Department of Anesthesiology, Duke University Medical Center, Durham, NC; Brain Injury Translational Research Center, Duke University Medical Center, Durham, NC; Division of Neurology, Department of Medicine, Duke University Medical Center, Durham, NC.
Division of Cardiovascular and Thoracic Surgery, Department of Surgery, Duke University Medical Center, Durham, NC.
J Thorac Cardiovasc Surg. 2014 Mar;147(3):1002-7. doi: 10.1016/j.jtcvs.2013.03.022. Epub 2013 Apr 11.
Cooling to electrocerebral inactivity (ECI) by electroencephalography (EEG) remains the gold standard to maximize cerebral and systemic organ protection during deep hypothermic circulatory arrest (DHCA).
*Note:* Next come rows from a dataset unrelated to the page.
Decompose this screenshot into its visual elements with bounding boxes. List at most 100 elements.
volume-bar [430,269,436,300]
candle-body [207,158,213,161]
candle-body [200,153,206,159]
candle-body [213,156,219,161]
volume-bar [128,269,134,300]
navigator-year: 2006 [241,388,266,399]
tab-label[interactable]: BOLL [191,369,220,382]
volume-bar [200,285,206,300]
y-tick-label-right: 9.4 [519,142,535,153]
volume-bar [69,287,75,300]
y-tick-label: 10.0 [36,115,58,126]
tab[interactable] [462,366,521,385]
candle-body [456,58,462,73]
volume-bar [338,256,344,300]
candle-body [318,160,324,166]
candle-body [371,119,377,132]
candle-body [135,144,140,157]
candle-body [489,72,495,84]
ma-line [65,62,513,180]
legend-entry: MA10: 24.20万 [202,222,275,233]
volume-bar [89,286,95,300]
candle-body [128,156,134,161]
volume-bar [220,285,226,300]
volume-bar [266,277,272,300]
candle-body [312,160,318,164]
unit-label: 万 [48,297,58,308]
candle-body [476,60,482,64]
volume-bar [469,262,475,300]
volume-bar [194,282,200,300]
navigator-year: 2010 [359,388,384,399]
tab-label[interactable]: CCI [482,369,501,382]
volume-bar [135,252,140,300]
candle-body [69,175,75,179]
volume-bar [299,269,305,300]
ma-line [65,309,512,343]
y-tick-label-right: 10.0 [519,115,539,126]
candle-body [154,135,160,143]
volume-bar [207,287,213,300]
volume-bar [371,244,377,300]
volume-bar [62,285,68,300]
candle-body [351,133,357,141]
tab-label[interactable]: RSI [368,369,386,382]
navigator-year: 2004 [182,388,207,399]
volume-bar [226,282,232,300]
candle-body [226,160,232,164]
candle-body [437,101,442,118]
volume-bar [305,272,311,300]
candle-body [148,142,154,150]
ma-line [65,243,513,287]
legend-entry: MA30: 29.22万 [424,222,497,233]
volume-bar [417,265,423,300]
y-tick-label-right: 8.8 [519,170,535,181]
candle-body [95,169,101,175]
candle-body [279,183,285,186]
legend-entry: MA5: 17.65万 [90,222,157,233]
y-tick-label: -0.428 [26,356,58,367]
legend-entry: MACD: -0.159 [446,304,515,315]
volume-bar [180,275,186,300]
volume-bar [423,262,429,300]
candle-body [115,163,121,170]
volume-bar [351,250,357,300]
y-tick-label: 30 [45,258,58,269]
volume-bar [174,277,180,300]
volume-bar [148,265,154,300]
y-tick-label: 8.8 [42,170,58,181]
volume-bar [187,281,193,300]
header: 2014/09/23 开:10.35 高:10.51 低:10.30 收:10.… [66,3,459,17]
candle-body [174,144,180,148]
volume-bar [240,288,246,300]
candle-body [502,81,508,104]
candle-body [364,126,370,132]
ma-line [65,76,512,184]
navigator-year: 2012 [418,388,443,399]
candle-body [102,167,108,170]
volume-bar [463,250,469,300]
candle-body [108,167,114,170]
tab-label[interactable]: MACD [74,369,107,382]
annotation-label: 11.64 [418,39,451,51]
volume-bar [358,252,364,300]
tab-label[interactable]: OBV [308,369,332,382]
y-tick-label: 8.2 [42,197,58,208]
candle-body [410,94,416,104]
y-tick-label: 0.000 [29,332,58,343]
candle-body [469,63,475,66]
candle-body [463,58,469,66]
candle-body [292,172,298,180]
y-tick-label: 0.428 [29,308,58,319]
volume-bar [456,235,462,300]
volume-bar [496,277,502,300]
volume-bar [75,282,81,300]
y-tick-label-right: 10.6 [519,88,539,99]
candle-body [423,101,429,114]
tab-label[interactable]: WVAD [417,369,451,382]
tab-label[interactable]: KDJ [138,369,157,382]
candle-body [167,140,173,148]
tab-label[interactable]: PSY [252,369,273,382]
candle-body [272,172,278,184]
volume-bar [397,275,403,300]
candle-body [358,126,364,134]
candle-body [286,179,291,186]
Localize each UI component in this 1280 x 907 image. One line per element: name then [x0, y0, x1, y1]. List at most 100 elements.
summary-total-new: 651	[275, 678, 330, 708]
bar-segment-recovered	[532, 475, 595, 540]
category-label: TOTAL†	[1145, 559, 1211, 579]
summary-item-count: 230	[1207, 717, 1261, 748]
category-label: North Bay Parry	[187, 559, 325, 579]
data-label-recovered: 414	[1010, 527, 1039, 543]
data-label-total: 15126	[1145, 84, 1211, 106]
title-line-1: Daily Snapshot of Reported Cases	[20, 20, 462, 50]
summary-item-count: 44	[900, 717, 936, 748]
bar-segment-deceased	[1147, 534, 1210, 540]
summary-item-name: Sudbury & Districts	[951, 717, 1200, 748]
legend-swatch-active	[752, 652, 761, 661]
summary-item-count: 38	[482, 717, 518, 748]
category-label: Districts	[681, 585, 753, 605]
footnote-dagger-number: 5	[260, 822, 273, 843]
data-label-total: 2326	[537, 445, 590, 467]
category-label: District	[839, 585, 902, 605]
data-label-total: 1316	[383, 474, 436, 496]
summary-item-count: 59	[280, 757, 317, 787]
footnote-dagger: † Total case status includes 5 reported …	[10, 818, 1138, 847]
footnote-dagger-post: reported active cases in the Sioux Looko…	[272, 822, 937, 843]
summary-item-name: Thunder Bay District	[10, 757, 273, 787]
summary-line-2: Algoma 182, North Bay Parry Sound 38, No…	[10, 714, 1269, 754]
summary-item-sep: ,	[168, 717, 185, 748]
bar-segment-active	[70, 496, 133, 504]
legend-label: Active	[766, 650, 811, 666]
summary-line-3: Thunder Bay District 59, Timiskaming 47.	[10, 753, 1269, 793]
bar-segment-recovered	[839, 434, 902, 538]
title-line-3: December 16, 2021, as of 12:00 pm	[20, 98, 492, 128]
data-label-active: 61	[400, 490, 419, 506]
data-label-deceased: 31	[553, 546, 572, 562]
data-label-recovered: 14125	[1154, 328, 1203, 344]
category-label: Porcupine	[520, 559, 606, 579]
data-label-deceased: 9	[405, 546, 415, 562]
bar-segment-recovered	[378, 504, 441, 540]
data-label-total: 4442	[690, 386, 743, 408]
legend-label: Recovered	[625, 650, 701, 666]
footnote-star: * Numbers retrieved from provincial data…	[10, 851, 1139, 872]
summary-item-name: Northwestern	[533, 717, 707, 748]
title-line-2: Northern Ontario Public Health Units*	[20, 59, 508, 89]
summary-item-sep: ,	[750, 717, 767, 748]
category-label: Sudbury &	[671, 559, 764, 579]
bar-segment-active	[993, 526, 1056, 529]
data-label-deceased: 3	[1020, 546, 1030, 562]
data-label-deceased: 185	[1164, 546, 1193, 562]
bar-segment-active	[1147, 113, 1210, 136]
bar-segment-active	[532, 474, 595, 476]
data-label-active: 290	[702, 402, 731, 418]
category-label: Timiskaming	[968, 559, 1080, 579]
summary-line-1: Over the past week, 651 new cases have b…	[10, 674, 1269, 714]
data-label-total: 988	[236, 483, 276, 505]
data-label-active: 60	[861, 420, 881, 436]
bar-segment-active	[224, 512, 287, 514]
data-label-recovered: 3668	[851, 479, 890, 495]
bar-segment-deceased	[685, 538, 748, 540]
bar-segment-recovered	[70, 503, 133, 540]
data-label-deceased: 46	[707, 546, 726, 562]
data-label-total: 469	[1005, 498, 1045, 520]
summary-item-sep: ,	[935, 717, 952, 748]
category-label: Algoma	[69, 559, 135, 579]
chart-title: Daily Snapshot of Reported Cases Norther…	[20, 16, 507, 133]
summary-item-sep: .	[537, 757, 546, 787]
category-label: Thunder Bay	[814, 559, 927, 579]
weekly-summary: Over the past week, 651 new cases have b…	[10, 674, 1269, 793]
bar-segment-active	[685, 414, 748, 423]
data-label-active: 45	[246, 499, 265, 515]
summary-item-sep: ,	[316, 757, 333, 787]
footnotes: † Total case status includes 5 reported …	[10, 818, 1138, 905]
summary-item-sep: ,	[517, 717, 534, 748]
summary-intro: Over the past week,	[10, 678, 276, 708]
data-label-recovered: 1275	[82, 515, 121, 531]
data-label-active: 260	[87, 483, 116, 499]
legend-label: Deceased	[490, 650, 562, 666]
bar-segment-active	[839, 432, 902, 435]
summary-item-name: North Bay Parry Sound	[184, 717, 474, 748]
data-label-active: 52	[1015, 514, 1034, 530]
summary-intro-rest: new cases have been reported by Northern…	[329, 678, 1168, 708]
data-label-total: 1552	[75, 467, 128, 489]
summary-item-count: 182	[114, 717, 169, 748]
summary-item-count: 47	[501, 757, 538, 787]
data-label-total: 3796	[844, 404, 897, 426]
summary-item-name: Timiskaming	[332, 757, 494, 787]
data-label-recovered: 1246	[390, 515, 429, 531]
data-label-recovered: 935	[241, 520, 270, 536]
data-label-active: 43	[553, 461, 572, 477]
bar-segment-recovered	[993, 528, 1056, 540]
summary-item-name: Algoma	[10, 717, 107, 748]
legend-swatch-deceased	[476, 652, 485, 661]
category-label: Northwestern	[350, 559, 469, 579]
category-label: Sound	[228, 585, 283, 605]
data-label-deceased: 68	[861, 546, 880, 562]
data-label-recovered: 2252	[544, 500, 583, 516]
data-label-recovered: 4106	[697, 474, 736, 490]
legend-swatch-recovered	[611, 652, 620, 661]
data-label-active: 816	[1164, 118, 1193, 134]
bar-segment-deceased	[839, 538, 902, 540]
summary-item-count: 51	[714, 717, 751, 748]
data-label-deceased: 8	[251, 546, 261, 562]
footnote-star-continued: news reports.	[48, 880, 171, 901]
We sought to determine predictors of ECI to help guide cooling protocols when EEG monitoring is unavailable.
Between July 2005 and July 2011, 396 patients underwent thoracic aortic operation with DHCA; EEG monitoring was used in 325 (82%) of these patients to guide the cooling strategy, and constituted the study cohort. Electroencephalographic monitoring was used for all elective cases and, when available, for nonelective cases. Multivariable linear regression was used to assess predictors of the nasopharyngeal temperature and cooling time required to achieve ECI.
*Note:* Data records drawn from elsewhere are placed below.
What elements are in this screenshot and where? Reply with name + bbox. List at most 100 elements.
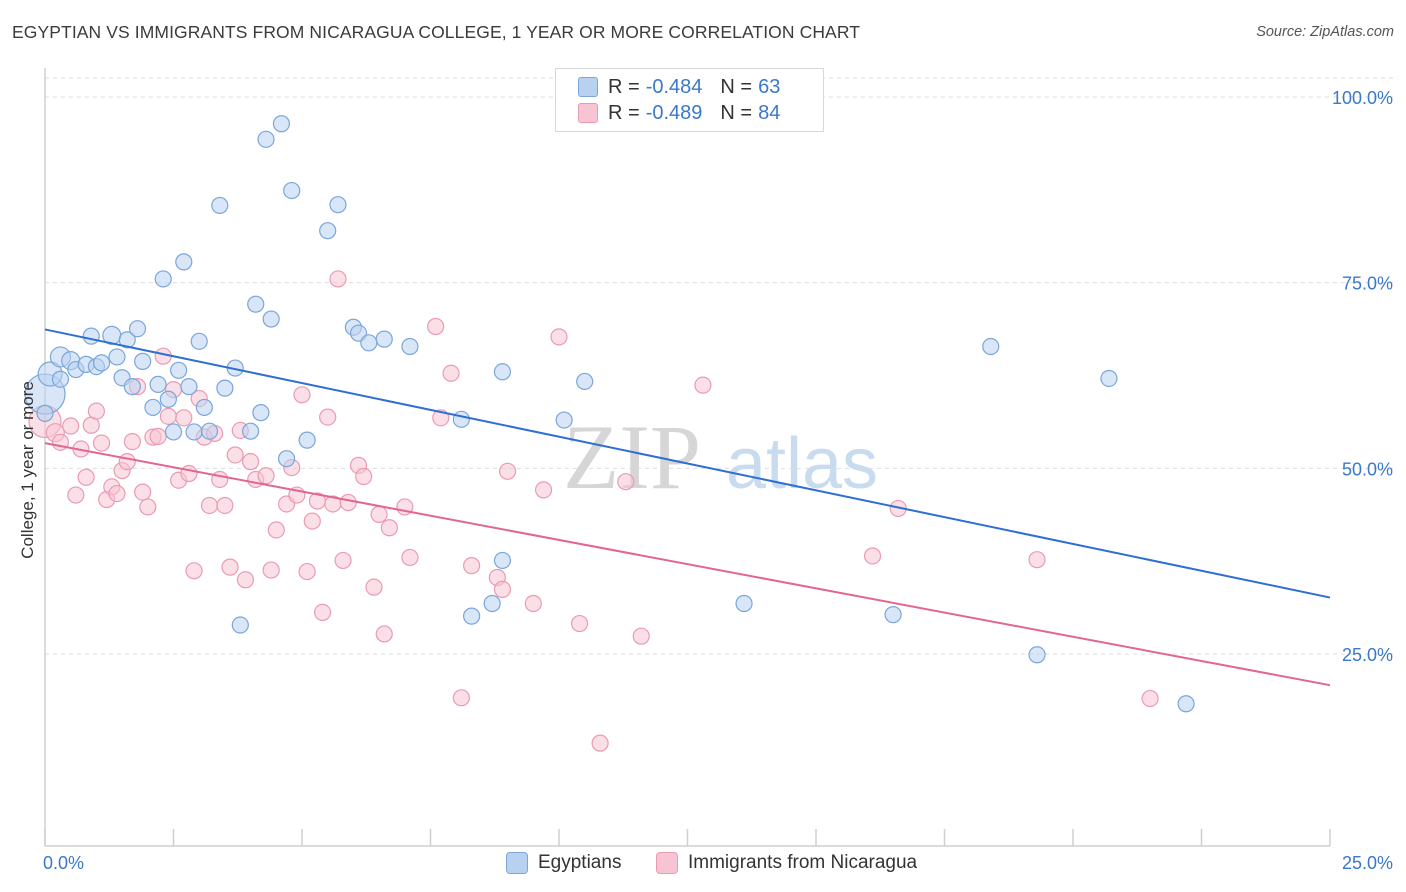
egyptians-point (277, 450, 296, 468)
nicaragua-point (570, 614, 589, 633)
nicaragua-point (175, 409, 193, 427)
y-axis-label: College, 1 year or more (18, 381, 37, 559)
nicaragua-point (313, 603, 332, 622)
legend-swatch-pink (656, 852, 678, 874)
nicaragua-point (452, 689, 470, 707)
egyptians-points (24, 115, 1195, 713)
egyptians-point (463, 607, 481, 625)
legend-n-label: N = (720, 75, 753, 98)
egyptians-point (36, 404, 54, 422)
nicaragua-point (329, 270, 347, 288)
y-tick-label: 75.0% (1342, 274, 1393, 294)
nicaragua-point (303, 512, 321, 530)
nicaragua-point (118, 453, 136, 471)
nicaragua-point (293, 386, 311, 404)
nicaragua-point (632, 627, 650, 645)
nicaragua-point (550, 328, 568, 346)
egyptians-point (982, 337, 1000, 356)
nicaragua-point (242, 453, 260, 471)
nicaragua-point (134, 483, 152, 501)
nicaragua-point (493, 580, 512, 598)
legend-r-value: -0.484 (645, 75, 703, 98)
egyptians-point (195, 398, 213, 417)
egyptians-point (175, 253, 193, 271)
legend-swatch-blue (578, 77, 598, 97)
legend-item-nicaragua[interactable]: Immigrants from Nicaragua (656, 852, 917, 874)
nicaragua-point (67, 486, 85, 504)
nicaragua-point (427, 317, 445, 336)
legend-r-value: -0.489 (645, 101, 703, 124)
egyptians-point (180, 378, 198, 396)
nicaragua-point (375, 625, 393, 643)
legend-n-value: 63 (758, 75, 781, 98)
tick-labels: 25.0% 50.0% 75.0% 100.0% 0.0% 25.0% (43, 88, 1393, 873)
legend-r-label: R = (608, 101, 640, 124)
nicaragua-point (499, 462, 517, 480)
egyptians-point (216, 379, 234, 397)
watermark-atlas: atlas (726, 424, 878, 504)
legend-swatch-blue (506, 852, 528, 874)
nicaragua-point (591, 734, 609, 752)
egyptians-point (329, 196, 347, 214)
egyptians-point (283, 181, 301, 200)
legend-swatch-pink (578, 103, 598, 123)
egyptians-point (493, 363, 512, 381)
watermark: ZIP atlas (563, 406, 878, 508)
egyptians-point (247, 295, 265, 313)
egyptians-trend-line (44, 328, 1331, 599)
egyptians-point (185, 423, 203, 441)
axis-layer (44, 68, 1331, 847)
legend-r-label: R = (608, 75, 640, 98)
legend-label-nicaragua: Immigrants from Nicaragua (688, 852, 918, 873)
egyptians-point (51, 370, 70, 388)
egyptians-point (483, 594, 501, 613)
legend-row-egyptians: R = -0.484 N = 63 (578, 75, 780, 99)
y-tick-label: 25.0% (1342, 645, 1393, 665)
egyptians-point (262, 310, 280, 328)
egyptians-point (555, 411, 573, 429)
nicaragua-point (92, 434, 111, 452)
chart-title: EGYPTIAN VS IMMIGRANTS FROM NICARAGUA CO… (12, 22, 861, 42)
nicaragua-point (257, 467, 275, 485)
nicaragua-point (442, 364, 460, 382)
egyptians-point (298, 431, 316, 449)
nicaragua-point (298, 562, 316, 581)
egyptians-point (493, 551, 512, 570)
egyptians-point (1028, 646, 1046, 664)
egyptians-point (252, 404, 270, 422)
nicaragua-point (77, 468, 95, 486)
egyptians-point (82, 327, 100, 345)
nicaragua-point (216, 496, 234, 515)
nicaragua-point (149, 427, 167, 445)
egyptians-point (1100, 369, 1118, 388)
egyptians-point (164, 423, 183, 441)
nicaragua-point (319, 408, 337, 426)
nicaragua-point (236, 571, 255, 589)
nicaragua-point (87, 402, 106, 420)
legend-item-egyptians[interactable]: Egyptians (506, 852, 621, 874)
nicaragua-trend-line (44, 442, 1331, 687)
egyptians-point (401, 337, 419, 356)
egyptians-point (375, 330, 393, 348)
egyptians-point (92, 354, 111, 372)
nicaragua-point (267, 521, 285, 539)
nicaragua-point (211, 470, 229, 489)
egyptians-point (134, 352, 152, 370)
nicaragua-point (355, 467, 373, 486)
y-tick-label: 100.0% (1332, 88, 1393, 108)
egyptians-point (123, 378, 141, 396)
x-tick-label: 0.0% (43, 853, 84, 873)
trend-lines (44, 328, 1331, 687)
nicaragua-point (339, 493, 357, 512)
nicaragua-point (1028, 551, 1046, 569)
nicaragua-point (694, 376, 712, 394)
nicaragua-point (180, 464, 198, 483)
watermark-zip: ZIP (563, 406, 701, 508)
nicaragua-point (1141, 689, 1159, 708)
egyptians-point (272, 115, 291, 133)
egyptians-point (211, 196, 229, 215)
nicaragua-point (380, 519, 398, 537)
nicaragua-point (617, 473, 635, 491)
stats-legend: R = -0.484 N = 63 R = -0.489 N = 84 (555, 68, 824, 132)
Cooling to a nasopharyngeal temperature of 12.7°C or for a duration of 97 minutes was required to achieve ECI in >95% of patients. Only 7% and 11% of patients achieved ECI by 18°C or 50 minutes of cooling, respectively. No independent predictors of nasopharyngeal temperature at ECI were identified. Independent predictors of cooling time included body surface area (18 minutes/m(2)), white race (7 minutes), and starting nasopharyngeal temperature (3 minutes/°C). Low complication rates were observed (ischemic stroke, 1.5%; permanent paraparesis/paraplegia, 1.5%; new-onset dialysis, 2.2%; and 30-day/in-hospital mortality, 4.3%).
Cooling to a nasopharyngeal temperature of 12.7°C or for a duration of 97 minutes achieved ECI in >95% of patients in our study population. However, patient-specific factors were poorly predictive of the temperature or cooling time required to achieve ECI, necessitating EEG monitoring for precise ECI detection.
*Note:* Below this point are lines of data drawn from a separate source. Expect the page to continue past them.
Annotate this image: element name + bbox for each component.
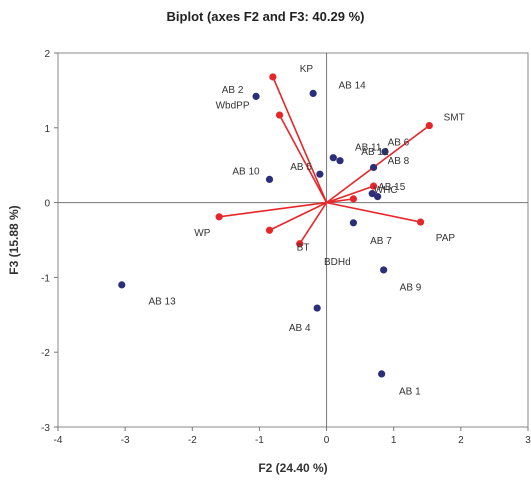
variable-point-bdhd	[349, 195, 358, 203]
point-label-ab-15: AB 15	[378, 182, 406, 193]
observation-point-ab-1	[378, 370, 386, 378]
point-label-ab-8: AB 8	[388, 156, 410, 167]
observation-point-ab-8	[369, 163, 378, 172]
point-label-ab-11: AB 11	[355, 143, 382, 154]
observation-point-ab-2	[252, 92, 260, 100]
point-label-whc: WHC	[374, 185, 398, 196]
variable-point-pap	[416, 218, 425, 226]
variable-vector-bdhd	[326, 198, 354, 204]
observation-point-ab-13	[118, 281, 126, 289]
x-tick-label: -1	[255, 435, 264, 446]
variable-point-bt	[296, 240, 304, 248]
point-label-ab-9: AB 9	[400, 282, 422, 293]
point-label-wbdpp: WbdPP	[216, 101, 250, 112]
y-tick-label: -1	[41, 273, 50, 284]
point-label-ab-5: AB 5	[290, 162, 312, 173]
observation-point-ab-9	[380, 266, 388, 274]
x-axis-title: F2 (24.40 %)	[258, 461, 327, 475]
point-label-smt: SMT	[444, 113, 465, 124]
y-tick-label: -2	[41, 348, 50, 359]
variable-vector-smt	[326, 124, 430, 204]
y-tick-label: 1	[44, 124, 50, 135]
x-tick-label: 2	[458, 435, 464, 446]
x-tick-label: -4	[54, 435, 63, 446]
point-label-kp: KP	[300, 64, 314, 75]
point-label-ab-13: AB 13	[148, 297, 176, 308]
point-label-bt: BT	[297, 243, 310, 254]
point-label-ab-14: AB 14	[338, 80, 366, 91]
point-label-ab-4: AB 4	[289, 323, 311, 334]
variable-vector-pap	[326, 201, 421, 223]
y-tick-label: -3	[41, 423, 50, 434]
variable-point-smt	[425, 121, 433, 130]
observation-point-ab-4	[313, 304, 321, 312]
point-label-ab-10: AB 10	[232, 166, 260, 177]
variable-vector-bt	[299, 202, 328, 245]
variable-point-pv	[265, 226, 274, 234]
x-tick-label: -2	[188, 435, 197, 446]
x-tick-label: 0	[324, 435, 330, 446]
observation-point-ab-5	[316, 170, 324, 178]
observation-point-ab-11	[329, 154, 337, 162]
observation-point-ab-14	[309, 89, 317, 97]
observation-point-ab-7	[349, 219, 358, 227]
variable-vector-pv	[269, 201, 327, 231]
variable-point-wbdpp	[275, 111, 284, 119]
x-tick-label: 3	[525, 435, 531, 446]
point-label-ab-2: AB 2	[222, 85, 244, 96]
point-label-ab-7: AB 7	[370, 236, 392, 247]
variable-point-kp	[269, 73, 277, 81]
x-tick-label: -3	[121, 435, 130, 446]
observation-point-ab-12	[336, 157, 344, 165]
variable-vector-kp	[272, 76, 328, 203]
variable-point-whc	[369, 182, 378, 190]
point-label-ab-6: AB 6	[388, 137, 410, 148]
point-label-bdhd: BDHd	[324, 257, 351, 268]
y-axis-title: F3 (15.88 %)	[7, 205, 21, 274]
x-tick-label: 1	[391, 435, 397, 446]
observation-point-ab-15	[368, 190, 376, 198]
point-label-ab-12: AB 12	[361, 147, 389, 158]
y-tick-label: 2	[44, 49, 50, 60]
variable-point-wp	[215, 213, 223, 221]
plot-area	[57, 52, 529, 428]
point-label-wp: WP	[194, 228, 210, 239]
y-tick-label: 0	[44, 199, 50, 210]
observation-point-ab-6	[381, 148, 389, 156]
point-label-pap: PAP	[436, 233, 456, 244]
observation-point-ab-10	[265, 175, 274, 184]
chart-title: Biplot (axes F2 and F3: 40.29 %)	[166, 9, 365, 24]
variable-vector-whc	[326, 185, 374, 204]
point-label-ab-1: AB 1	[399, 386, 421, 397]
observation-point-ab-3	[374, 193, 382, 201]
variable-vector-wbdpp	[278, 114, 328, 203]
variable-vector-wp	[219, 201, 327, 218]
通过脑电图(EEG)使电脑活动停止(ECI)降温仍然是深低温停循环(DHCA)期间最大限度保护脑和全身器官的金标准。我们试图确定 ECI 的预测因素,以帮助在无法进行脑电图监测时指导冷却方案。
2005 年 7 月至 2011 年 7 月,396 例患者接受胸主动脉手术并进行 DHCA;其中 325 例(82%)患者进行了 EEG 监测以指导冷却策略,构成了研究队列。EEG 监测用于所有择期病例,在可行的情况下也用于非择期病例。多变量线性回归用于评估达到 ECI 所需的鼻咽温度和冷却时间的预测因素。
在>95%的患者中,需要将鼻咽温度降至 12.7°C 或冷却 97 分钟才能达到 ECI。分别只有 7%和 11%的患者在冷却至 18°C 或 50 分钟时达到 ECI。没有确定达到 ECI 时鼻咽温度的独立预测因素。冷却时间的独立预测因素包括体表面积(18 分钟/m²)、白种人(7 分钟)和起始鼻咽温度(3 分钟/°C)。观察到较低的并发症发生率(缺血性中风,1.5%;永久性截瘫/四肢瘫痪,1.5%;新发透析,2.2%;30 天/住院死亡率,4.3%)。
在我们的研究人群中,>95%的患者需要将鼻咽温度降至 12.7°C 或冷却 97 分钟才能达到 ECI。然而,患者特定因素对达到 ECI 所需的温度或冷却时间的预测能力较差,需要脑电图监测以准确检测 ECI。